Erwin

Frei

„Tot isser.“
Erwins Begrüßungen, ein Kapitel für sich, also denk ich mir nichts weiter. Zwänge mich aus meiner Jacke und stelle eine Flasche auf seinen Küchentisch.
„Der freie Wille. Futsch, weg, Essig. Grade in der Zeitung gelesen. Hat die Hirnforschung rausgefunden.“ Erwin scheint radikal betrübt, denn er hat für die Flasche nicht mal einen Seitenblick.
„Klar isser weg, der freie Wille“, bestätige ich, „oder glaubst du, ich würde willentlich 3,50 für eine Fahrkarte in einem Bus hinblättern, in dem ich nur ein paar hundert Meter mitfahre?“
„Wir tun nicht, was wir wollen. Dafür wollen wir, was wir tun. Riesenunterschied. Wir erzählen jedem, dass wir den Plan haben, dabei passiert das Meiste aus der trüben Mitte des Unbewussten und wir rationalisieren erst später. Stand drin. In der Zeitung.“
„Ist was dran“, nicke ich. „Würde die Existenz von Shanty-Chören erklären. Oder Nordic-Walking-Kursen. Allerdings steht bei denen wohl das Rationalisieren noch ein bissele aus.“
„Pass auf“, unterbricht mich Erwin. „In deinem Hirn hast du den rationalen Neocortex. Nennen wir ihn den selbsternannten Planer. Und dann hast du das limbische System. Das irgendwie gar kein System hat sondern eher das Emotionschaos verwaltet. Hier ist dein ganzer Lebenserfahrungsfilm archiviert, vom Durchbeißen der Nabelschnur bis heute.
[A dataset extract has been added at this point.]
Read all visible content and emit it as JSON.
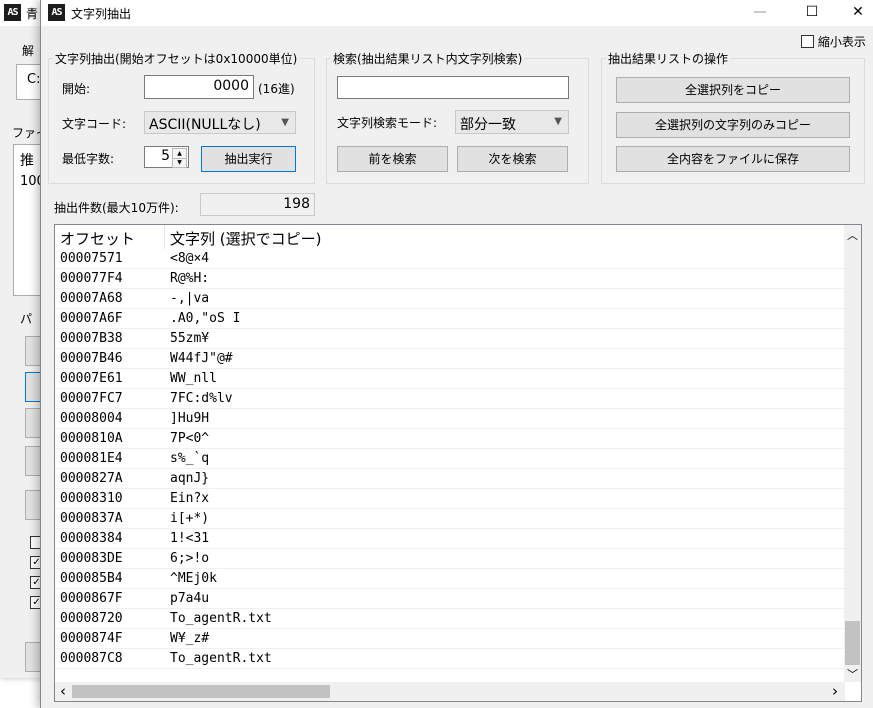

Und wer, denkst du, entscheidet? Das Limbische, mein Lieber. Und zwar unbewusst, gefühlsgespeist und vor allem: bevor ein echter Gedanke auch nur ein sich räusperndes ‚Ääähm‘ herausbringen oder den lehrmeisternden Zeigefinger heben kann. Und ohne Gedanken kein Wille, denn der ist bewusst. Also: Trauermarsch für den freien Willen.“
Ich habe inzwischen den Korkenzieher gefunden und löse den Stopfen aus dem Flaschenhals.
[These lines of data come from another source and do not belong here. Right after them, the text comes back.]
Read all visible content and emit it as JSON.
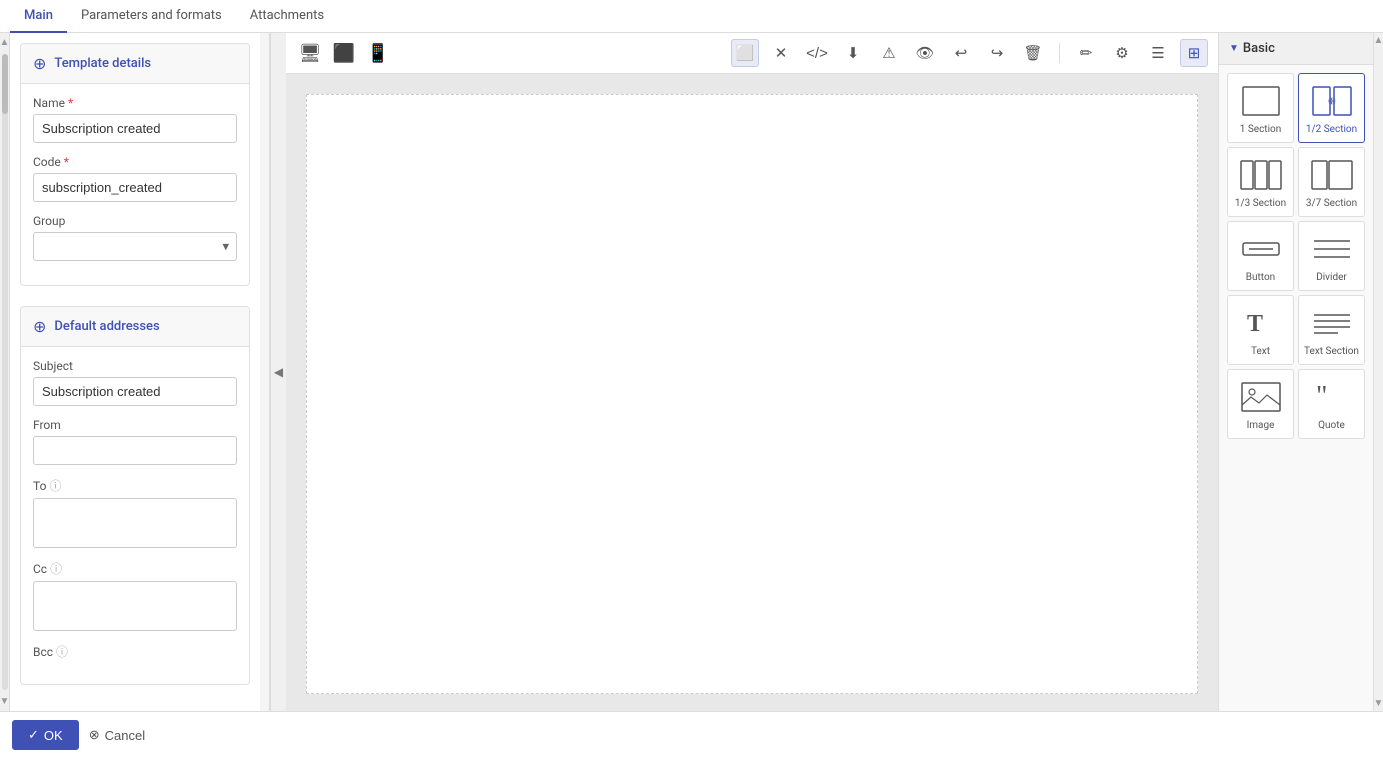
{
  "tabs": [
    {
      "id": "main",
      "label": "Main",
      "active": true
    },
    {
      "id": "parameters",
      "label": "Parameters and formats",
      "active": false
    },
    {
      "id": "attachments",
      "label": "Attachments",
      "active": false
    }
  ],
  "left_panel": {
    "template_details": {
      "title": "Template details",
      "name_label": "Name",
      "name_required": true,
      "name_value": "Subscription created",
      "code_label": "Code",
      "code_required": true,
      "code_value": "subscription_created",
      "group_label": "Group",
      "group_value": ""
    },
    "default_addresses": {
      "title": "Default addresses",
      "subject_label": "Subject",
      "subject_value": "Subscription created",
      "from_label": "From",
      "from_value": "",
      "to_label": "To",
      "to_value": "",
      "cc_label": "Cc",
      "cc_value": "",
      "bcc_label": "Bcc",
      "bcc_value": ""
    }
  },
  "toolbar": {
    "device_icons": [
      "desktop",
      "tablet",
      "mobile"
    ],
    "icons": [
      "fullscreen",
      "fullscreen-exit",
      "code",
      "download",
      "warning",
      "eye",
      "undo",
      "redo",
      "delete",
      "pen",
      "settings",
      "menu",
      "grid"
    ]
  },
  "right_panel": {
    "section_label": "Basic",
    "blocks": [
      {
        "id": "section-1",
        "label": "1 Section",
        "active": false
      },
      {
        "id": "section-12",
        "label": "1/2 Section",
        "active": true
      },
      {
        "id": "section-13",
        "label": "1/3 Section",
        "active": false
      },
      {
        "id": "section-37",
        "label": "3/7 Section",
        "active": false
      },
      {
        "id": "button",
        "label": "Button",
        "active": false
      },
      {
        "id": "divider",
        "label": "Divider",
        "active": false
      },
      {
        "id": "text",
        "label": "Text",
        "active": false
      },
      {
        "id": "text-section",
        "label": "Text Section",
        "active": false
      },
      {
        "id": "image",
        "label": "Image",
        "active": false
      },
      {
        "id": "quote",
        "label": "Quote",
        "active": false
      }
    ]
  },
  "bottom": {
    "ok_label": "OK",
    "cancel_label": "Cancel"
  }
}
„Ach Rosé“, sagt Erwin, mäßig begeistert.
„Nix Rosé. Grauburgunder. Enderle & Moll 2013.“
„Mach Sachen“. Erwin schnüffelt an dem tatsächlich orange schimmernden Wein. Nimmt einen ordentlichen Schluck, spielt ein wenig mit ihm herum. „Irrer Stoff. Orangenzesten, Kumquats, frische Kräuter, Birne, Physalis. Spiel, zirkuliert.“
„Ein Grauer mit Pointen“, schlage ich vor.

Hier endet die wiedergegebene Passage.